Fini de rire. L’ambiance de la campagne anglaise, ce n’est pas toujours bien marrant. Preuve avec ce Rebecca, qui commence dans le glamour de Monte-Carlo, et se termine dans la noirceur de Manderley. L’ombre de Mme Danvers derrière les rideaux de la chambre de la nouvelle Mme de Winter est bien plus angoissante que n’importe quel fantôme. Car celle qui hante la jeune épouse, en secondes noces, de Max de Winter, ce n’est pas la défunte Rebecca. C’est sa gouvernante, bien vivante, elle. Mme Danvers, qui bride la liberté et le bonheur éphémère de la jeune femme. Le tour de force d’Hitchcock est de mettre en scène une histoire de fantôme sans fantôme. Une histoire de maison hantée par les vivants eux-mêmes. Une descente aux enfers lente mais inéluctable.
 

Les Beaux Gosses, de Riad Sattouf – mardi, 20h50 – W9

Auteur de BD reconnu, avec Retour au collège ou Pascal Brutal, Riad Sattouf a le sens de l’observation et une certaine empathie avec cet individu étrange qu’est l’adolescent boutonneux. Pour son premier film, sélectionné à la Quinzaine des Réalisateurs et couronné par un César, il met en scène leur difficulté à maîtriser leur propre corps, leur maladresse désespérée autant que leur vantardise feinte, et leur seule obsession : ces énergumènes encore plus étranges que sont les filles. Il se moque gentiment, avec une certaine tendresse et un brin de nostalgie. Riad Sattouf dynamite le teen movie.
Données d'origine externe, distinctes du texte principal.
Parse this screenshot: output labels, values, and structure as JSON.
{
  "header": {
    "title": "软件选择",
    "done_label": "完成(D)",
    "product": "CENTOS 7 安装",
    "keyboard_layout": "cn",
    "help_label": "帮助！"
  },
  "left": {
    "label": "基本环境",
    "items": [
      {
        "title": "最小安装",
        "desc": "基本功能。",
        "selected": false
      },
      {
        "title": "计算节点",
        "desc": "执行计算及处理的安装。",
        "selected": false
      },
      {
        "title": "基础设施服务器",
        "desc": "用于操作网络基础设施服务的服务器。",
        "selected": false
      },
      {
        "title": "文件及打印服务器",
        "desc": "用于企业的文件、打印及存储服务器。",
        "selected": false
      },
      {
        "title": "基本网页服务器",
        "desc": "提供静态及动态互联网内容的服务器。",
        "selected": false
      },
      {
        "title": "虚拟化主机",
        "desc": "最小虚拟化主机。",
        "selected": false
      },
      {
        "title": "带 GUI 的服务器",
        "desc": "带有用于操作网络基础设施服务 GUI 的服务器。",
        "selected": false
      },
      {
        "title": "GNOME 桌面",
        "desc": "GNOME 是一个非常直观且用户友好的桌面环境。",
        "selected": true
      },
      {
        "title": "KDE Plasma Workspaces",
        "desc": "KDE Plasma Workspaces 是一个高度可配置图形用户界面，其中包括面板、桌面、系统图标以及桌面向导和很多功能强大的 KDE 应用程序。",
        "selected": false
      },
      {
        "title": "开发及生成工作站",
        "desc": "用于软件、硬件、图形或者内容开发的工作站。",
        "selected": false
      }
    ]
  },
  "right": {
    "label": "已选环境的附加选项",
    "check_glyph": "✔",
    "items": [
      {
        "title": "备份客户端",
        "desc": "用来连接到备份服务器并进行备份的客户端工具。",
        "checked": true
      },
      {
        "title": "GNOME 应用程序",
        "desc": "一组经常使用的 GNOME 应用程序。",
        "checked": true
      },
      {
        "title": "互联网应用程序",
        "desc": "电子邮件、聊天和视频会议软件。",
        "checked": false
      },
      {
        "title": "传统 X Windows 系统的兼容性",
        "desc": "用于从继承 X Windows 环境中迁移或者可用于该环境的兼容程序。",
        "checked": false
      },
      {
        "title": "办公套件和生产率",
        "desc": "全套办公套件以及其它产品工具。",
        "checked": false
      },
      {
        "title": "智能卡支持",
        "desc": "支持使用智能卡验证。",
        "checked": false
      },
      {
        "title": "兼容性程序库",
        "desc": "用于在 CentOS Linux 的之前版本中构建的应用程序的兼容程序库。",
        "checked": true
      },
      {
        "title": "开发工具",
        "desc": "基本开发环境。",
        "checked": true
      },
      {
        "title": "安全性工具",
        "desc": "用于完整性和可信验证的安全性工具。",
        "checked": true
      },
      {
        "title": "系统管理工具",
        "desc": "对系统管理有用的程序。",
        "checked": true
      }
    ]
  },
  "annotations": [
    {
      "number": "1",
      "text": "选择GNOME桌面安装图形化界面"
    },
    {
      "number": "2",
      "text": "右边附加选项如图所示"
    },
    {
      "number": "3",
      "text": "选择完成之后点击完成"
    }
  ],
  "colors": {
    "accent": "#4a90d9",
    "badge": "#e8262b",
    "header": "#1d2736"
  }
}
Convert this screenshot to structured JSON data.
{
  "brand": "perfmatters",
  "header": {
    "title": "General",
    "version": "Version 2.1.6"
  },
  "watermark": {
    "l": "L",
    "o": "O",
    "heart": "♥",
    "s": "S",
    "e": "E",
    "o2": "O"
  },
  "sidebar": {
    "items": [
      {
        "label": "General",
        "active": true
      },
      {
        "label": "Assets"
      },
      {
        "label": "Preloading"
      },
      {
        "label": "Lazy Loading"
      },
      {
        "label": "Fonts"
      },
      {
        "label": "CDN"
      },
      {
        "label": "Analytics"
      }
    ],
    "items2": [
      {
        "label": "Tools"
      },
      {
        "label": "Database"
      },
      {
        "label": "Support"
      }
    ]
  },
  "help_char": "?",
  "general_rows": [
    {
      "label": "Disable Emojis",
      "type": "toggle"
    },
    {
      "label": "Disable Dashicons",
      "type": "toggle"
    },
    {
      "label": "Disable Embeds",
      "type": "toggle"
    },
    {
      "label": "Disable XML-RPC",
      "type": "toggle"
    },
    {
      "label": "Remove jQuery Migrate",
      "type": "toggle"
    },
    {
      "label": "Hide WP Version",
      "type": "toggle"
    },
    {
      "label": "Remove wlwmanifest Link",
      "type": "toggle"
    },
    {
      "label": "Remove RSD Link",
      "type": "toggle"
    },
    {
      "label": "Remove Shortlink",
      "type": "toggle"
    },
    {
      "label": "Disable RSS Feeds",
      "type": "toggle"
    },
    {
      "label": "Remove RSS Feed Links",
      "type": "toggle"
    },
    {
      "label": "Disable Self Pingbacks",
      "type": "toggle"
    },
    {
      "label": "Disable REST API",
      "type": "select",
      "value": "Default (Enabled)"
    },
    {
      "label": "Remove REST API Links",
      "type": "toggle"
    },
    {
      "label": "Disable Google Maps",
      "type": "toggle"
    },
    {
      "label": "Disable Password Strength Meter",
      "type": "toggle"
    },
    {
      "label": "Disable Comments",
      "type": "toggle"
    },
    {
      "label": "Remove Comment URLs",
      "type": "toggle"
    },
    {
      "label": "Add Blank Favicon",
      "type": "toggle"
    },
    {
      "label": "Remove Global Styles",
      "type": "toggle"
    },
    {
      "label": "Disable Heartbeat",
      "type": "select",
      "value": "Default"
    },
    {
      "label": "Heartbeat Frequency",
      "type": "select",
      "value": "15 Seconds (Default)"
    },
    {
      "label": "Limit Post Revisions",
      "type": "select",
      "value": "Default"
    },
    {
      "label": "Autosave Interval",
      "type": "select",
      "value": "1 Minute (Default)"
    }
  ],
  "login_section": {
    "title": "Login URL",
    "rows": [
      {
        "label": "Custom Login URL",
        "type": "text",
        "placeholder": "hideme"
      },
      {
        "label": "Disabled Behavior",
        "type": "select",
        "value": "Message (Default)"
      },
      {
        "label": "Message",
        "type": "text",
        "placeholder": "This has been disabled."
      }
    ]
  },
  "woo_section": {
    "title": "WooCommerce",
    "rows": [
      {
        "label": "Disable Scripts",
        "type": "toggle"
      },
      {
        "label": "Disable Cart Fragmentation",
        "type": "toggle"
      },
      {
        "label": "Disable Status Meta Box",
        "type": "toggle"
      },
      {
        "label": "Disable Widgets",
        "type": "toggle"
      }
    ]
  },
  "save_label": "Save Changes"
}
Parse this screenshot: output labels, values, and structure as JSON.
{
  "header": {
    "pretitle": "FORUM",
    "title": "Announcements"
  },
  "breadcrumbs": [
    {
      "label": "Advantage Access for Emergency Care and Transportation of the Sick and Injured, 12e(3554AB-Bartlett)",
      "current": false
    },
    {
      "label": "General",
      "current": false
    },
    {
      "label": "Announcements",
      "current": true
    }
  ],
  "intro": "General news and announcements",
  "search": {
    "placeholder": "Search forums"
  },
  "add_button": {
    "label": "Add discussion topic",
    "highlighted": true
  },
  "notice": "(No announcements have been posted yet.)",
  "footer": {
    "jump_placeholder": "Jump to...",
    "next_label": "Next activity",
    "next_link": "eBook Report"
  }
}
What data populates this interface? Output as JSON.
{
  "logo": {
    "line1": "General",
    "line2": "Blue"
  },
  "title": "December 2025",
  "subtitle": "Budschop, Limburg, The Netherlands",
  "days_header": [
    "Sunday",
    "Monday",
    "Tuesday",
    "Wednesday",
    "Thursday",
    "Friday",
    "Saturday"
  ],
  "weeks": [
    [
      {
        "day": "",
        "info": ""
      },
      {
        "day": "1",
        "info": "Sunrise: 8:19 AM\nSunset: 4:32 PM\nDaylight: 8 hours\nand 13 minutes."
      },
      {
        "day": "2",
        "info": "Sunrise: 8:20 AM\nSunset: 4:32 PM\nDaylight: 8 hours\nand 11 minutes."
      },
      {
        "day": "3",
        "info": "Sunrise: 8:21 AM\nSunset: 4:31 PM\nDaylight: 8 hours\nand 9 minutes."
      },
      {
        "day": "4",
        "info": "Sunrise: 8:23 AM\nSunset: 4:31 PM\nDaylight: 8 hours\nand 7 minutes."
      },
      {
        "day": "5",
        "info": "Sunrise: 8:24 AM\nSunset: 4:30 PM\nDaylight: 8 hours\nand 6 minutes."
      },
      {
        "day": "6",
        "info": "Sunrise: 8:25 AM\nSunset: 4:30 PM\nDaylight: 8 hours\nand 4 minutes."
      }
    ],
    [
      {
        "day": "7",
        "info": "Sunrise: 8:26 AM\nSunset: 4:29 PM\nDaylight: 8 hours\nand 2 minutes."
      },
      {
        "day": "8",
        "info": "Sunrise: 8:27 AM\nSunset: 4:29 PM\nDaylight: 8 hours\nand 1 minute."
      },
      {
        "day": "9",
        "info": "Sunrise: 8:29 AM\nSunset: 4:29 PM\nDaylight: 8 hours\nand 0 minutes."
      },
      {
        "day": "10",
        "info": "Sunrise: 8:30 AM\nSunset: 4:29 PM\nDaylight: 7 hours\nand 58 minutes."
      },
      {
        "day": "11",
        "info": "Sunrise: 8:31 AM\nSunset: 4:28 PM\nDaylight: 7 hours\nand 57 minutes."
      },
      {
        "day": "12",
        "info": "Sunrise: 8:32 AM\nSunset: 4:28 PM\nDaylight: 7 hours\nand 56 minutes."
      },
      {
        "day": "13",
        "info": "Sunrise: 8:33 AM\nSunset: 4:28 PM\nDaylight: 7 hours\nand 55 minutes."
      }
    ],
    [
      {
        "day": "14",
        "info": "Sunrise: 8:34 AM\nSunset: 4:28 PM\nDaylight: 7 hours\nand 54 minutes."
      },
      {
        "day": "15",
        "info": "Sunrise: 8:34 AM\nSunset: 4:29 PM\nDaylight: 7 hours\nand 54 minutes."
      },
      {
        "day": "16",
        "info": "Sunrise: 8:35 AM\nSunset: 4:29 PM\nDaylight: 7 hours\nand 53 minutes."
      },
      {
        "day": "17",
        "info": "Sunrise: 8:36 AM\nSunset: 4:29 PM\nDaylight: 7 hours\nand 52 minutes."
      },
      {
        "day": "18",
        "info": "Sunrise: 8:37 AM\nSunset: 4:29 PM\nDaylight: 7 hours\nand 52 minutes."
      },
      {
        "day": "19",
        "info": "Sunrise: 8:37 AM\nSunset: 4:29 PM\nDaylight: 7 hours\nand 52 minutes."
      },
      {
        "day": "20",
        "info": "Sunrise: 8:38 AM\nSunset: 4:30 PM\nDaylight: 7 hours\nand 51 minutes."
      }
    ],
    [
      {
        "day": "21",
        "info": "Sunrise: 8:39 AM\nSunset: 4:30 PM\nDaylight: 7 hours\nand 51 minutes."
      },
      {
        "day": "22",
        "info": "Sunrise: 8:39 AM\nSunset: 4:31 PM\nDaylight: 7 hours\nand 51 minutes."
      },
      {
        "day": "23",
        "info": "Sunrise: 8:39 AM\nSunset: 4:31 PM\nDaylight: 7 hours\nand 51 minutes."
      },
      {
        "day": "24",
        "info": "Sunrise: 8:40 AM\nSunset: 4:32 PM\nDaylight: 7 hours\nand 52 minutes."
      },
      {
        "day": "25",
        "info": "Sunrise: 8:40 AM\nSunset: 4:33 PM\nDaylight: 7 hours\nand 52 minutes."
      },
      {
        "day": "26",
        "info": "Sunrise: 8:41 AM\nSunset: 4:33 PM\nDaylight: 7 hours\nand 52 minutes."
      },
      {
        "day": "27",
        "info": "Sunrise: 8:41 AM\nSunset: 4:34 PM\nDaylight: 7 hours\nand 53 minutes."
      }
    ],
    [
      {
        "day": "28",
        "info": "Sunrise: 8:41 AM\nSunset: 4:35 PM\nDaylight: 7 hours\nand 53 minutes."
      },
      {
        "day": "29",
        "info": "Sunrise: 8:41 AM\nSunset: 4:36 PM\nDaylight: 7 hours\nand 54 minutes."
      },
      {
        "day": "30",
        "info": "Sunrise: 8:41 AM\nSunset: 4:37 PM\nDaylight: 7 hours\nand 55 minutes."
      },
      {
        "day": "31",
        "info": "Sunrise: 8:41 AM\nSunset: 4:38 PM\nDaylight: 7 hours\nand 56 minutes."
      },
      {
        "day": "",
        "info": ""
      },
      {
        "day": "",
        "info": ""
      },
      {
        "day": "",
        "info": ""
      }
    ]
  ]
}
Pas de moche à lunettes qui devient reine du bal quand on lui colle des lentilles, pas de joueur de foot star du lycée. Mais des appareils dentaires, des coupes de cheveux improbables et de l’acné. La justesse des interrogations et des angoisses, incarnées à la perfection par un Vincent Lacoste alors débutant, face à l’intrusion de sa mère, réjouissante Noémie Lvosvky. On les retrouvera tous les deux, accompagnés de Charlotte Gainsbourg, dans le prochain film de Riad Sattouf, Jacky au royaume des filles, prévu pour 2014. Et on a hâte.
 

L’Image manquante, de Rithy Panh – mercredi, 20h50 – Arte

Un document nécessaire sous une forme inédite : c’est L’Image manquante, prix Un Certain Regard du Festival de Cannes 2013. Des personnages en glaise pour raconter le génocide cambodgien sans voyeurisme. Bouleversant, comme le reste de l’œuvre de Rithy Panh, mais cette fois encore plus personnel et plus puissant. Un chef-d’œuvre de fin de plateau télé.